John Paul Miller

(Visual Art)
1961 CLEVELAND ARTS PRIZE

The first Cleveland Arts Prize to be awarded in the visual arts was given to a man who had set out to be a painter, but instead made an international reputation in a very different art form: gold jewelry. In 1961, the same year John Paul Miller was awarded the Arts Prize, examples of his work were included in an international exhibition at London’s Goldsmiths Hall.

Northeast Ohioans had known and admired Miller’s work since 1949, the year of his first appearance in the Cleveland Museum of Art’s annual May Show, which he won several times in the course of the next 25 years. Indeed, his distinctive creations were in a very real sense made possible by his dramatic rediscovery, as a young teacher at the Cleveland Institute of Art in the late 1940s, of the secret process of attaching tiny beads of gold to a gold surface without the use of solder, a technical feat that had been perfected by the ancient Romans and lost with the fall of the Roman Empire.

Born April 23, 1918, in Huntington, Pennsylvania, as a young boy Miller (whose mother died when he was two) moved with his family to Cleveland. There he attended Hough Elementary School and Shaker Heights High School, Saturday morning classes at the Cleveland Museum of Art and later at the Cleveland School of Art (CSA), where he studied enameling with Kenneth Bates, awakened an interest in painting and design. And in the fall of 1936, Miller enrolled in CSA’s industrial design program.

It was the accomplished silver jewelry of a fellow first-year student, Frederick A. Miller, that made John Paul want to master the techniques of working with silver. Soon he was producing rings and brooches, drawing on what would remain two lifelong sources of inspiration: classical music and the natural world. He would also be deeply influenced by several of his teachers: Kay Dorn Cass, Paul Travis, Walter Sinz, Carl Gaertner and Viktor Schreckengost. John Paul and Fred Miller would later share a studio, influencing and enriching one another’s work, for many years.

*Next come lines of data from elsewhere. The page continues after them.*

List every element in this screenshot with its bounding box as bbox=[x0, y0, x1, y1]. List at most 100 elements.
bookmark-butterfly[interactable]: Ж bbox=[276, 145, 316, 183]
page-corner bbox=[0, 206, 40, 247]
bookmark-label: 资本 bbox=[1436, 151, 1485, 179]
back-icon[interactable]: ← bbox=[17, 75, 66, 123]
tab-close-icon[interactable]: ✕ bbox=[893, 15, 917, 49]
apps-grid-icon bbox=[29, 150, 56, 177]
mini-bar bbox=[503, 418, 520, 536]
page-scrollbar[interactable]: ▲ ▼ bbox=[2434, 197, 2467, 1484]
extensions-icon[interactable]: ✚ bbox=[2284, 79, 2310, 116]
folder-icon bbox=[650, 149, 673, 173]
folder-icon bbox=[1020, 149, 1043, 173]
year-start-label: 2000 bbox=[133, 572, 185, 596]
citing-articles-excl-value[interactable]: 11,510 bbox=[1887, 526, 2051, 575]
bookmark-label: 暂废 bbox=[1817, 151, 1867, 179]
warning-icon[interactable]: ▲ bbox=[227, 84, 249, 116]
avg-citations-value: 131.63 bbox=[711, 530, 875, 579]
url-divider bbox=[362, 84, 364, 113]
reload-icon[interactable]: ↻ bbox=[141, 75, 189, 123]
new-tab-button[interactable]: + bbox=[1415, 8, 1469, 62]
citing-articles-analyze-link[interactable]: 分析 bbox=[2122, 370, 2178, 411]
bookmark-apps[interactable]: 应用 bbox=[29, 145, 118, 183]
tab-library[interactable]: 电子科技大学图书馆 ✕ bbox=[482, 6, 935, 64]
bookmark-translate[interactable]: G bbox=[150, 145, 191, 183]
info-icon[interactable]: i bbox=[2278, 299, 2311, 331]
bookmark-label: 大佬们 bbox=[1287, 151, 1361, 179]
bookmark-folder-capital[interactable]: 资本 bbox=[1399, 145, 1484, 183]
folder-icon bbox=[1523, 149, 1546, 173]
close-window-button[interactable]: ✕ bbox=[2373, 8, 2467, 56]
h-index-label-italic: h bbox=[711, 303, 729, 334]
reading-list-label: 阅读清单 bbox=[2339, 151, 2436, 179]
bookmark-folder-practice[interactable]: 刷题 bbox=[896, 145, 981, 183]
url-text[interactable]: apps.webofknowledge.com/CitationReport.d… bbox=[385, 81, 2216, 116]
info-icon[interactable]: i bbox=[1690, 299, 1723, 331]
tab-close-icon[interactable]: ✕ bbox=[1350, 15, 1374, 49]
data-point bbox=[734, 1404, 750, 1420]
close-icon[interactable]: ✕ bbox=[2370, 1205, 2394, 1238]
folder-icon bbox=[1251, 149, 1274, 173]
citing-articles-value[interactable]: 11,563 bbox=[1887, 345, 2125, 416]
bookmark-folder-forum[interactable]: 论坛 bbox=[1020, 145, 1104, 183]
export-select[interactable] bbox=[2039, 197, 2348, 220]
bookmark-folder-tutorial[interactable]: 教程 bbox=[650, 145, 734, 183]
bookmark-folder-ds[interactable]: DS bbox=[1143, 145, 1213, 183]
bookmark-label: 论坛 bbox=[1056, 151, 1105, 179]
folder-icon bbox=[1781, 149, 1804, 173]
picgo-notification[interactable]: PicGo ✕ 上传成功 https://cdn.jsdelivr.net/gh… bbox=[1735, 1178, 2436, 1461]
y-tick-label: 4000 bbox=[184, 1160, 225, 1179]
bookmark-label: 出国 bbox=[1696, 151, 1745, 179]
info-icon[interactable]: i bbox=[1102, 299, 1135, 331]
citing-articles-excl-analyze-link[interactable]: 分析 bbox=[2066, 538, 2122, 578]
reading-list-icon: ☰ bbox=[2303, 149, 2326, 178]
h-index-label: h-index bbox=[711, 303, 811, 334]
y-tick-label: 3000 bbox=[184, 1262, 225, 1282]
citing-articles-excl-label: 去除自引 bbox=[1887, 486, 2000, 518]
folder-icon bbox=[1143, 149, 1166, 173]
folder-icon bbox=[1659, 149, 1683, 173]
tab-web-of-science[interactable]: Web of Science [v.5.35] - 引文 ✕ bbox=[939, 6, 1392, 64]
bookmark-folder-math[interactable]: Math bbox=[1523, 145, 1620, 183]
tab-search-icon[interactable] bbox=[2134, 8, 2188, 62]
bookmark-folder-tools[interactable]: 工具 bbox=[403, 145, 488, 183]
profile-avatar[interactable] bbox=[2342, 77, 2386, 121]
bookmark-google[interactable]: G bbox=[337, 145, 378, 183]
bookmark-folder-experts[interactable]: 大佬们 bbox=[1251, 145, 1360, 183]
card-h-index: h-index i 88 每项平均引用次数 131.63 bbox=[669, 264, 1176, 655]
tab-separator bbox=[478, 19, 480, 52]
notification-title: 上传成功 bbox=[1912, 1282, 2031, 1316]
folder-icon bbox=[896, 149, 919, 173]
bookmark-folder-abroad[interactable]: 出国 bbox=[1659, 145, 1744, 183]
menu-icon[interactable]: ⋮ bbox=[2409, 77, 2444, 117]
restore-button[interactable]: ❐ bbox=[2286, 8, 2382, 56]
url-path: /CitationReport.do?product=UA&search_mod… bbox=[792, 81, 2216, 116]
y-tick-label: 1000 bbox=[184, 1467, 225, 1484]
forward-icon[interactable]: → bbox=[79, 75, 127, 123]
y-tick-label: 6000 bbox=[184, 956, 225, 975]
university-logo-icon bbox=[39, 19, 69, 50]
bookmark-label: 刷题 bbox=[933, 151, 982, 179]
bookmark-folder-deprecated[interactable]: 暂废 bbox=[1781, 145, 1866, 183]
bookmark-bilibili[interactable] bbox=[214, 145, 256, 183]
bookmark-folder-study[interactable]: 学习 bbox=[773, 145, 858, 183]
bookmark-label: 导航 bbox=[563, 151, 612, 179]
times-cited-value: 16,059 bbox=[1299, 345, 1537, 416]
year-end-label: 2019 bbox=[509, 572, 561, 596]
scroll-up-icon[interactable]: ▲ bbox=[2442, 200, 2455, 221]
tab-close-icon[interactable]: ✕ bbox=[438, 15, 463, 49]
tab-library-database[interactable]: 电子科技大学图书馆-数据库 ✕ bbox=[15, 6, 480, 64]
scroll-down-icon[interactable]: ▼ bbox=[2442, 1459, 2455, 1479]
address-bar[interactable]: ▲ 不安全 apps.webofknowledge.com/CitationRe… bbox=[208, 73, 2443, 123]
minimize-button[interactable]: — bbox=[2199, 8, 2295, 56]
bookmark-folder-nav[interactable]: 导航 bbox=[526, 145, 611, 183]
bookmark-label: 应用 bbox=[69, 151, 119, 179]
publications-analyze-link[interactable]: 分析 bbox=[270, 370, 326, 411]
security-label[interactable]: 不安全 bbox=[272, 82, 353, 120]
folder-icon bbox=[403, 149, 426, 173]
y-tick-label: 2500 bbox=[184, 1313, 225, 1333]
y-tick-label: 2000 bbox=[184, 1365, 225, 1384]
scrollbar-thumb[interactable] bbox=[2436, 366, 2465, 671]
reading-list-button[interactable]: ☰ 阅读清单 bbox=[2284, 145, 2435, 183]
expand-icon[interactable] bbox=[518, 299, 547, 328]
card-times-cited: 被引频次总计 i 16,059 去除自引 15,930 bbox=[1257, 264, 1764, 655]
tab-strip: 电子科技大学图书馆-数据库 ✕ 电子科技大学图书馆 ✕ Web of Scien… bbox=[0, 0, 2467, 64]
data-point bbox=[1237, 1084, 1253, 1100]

After graduating in 1940, John Paul taught for a year at CSA before he found himself learning to drive an Army tank. Perhaps prophetically, he was to spend his entire tour of duty illustrating field manuals on tank tactics at Fort Knox, Kentucky (famous as the repository of the U.S. government’s gold supply). In any case, he became obsessed with the idea of rediscovering the lost Roman technique of gold granulation.

It was shortly after returning to his faculty position at CSA in 1946 (the school’s name was changed to the Cleveland Institute of Art in 1949) when he came across a treatise written by an archeologist at the American Academy in Rome that speculated on the ancient technique of granulation. It was enough to push Miller in the right direction. It seems gold melts at a much lower temperature in the presence of copper than either metal does normally. By causing copper to oxidize on the surface of gold granules, then heating the gold, Miller provoked a reaction that allowed him to join even larger pieces of gold with no visible joints, making possible the creation of exquisite shapes and designs.

His work was to win attention at 1953’s Designer Craftsman U.S.A. show and one-man shows at the Art Institute of Chicago (1957) and New York’s Museum of Contemporary Crafts (1964), as well as international recognition at the Brussels World’s Fair, the Objects U.S.A. traveling exhibition (1970), the Museum Bellerive in Zurich (1971), the Vatican Exhibition of American Crafts, and the Great Jewelry of the Ages exhibition at the Victoria and Albert Museum in London. In 1994, the American Craft Council presented him with its gold medal for artistic excellence. His work is owned by the Cleveland Museum of Art, the Renwick Gallery of the Smithsonian Institution, the Museum of Contemporary Arts and Design in New York City, the Minnesota Museum of American Art in St. Paul, Vassar College, Yale University, and the Fleischman Collection.

For the 40th anniversary of the Cleveland Arts Prize, he was asked to create a gold seal ring to be given to recipients of the newly created Robert P. Bergman Prize.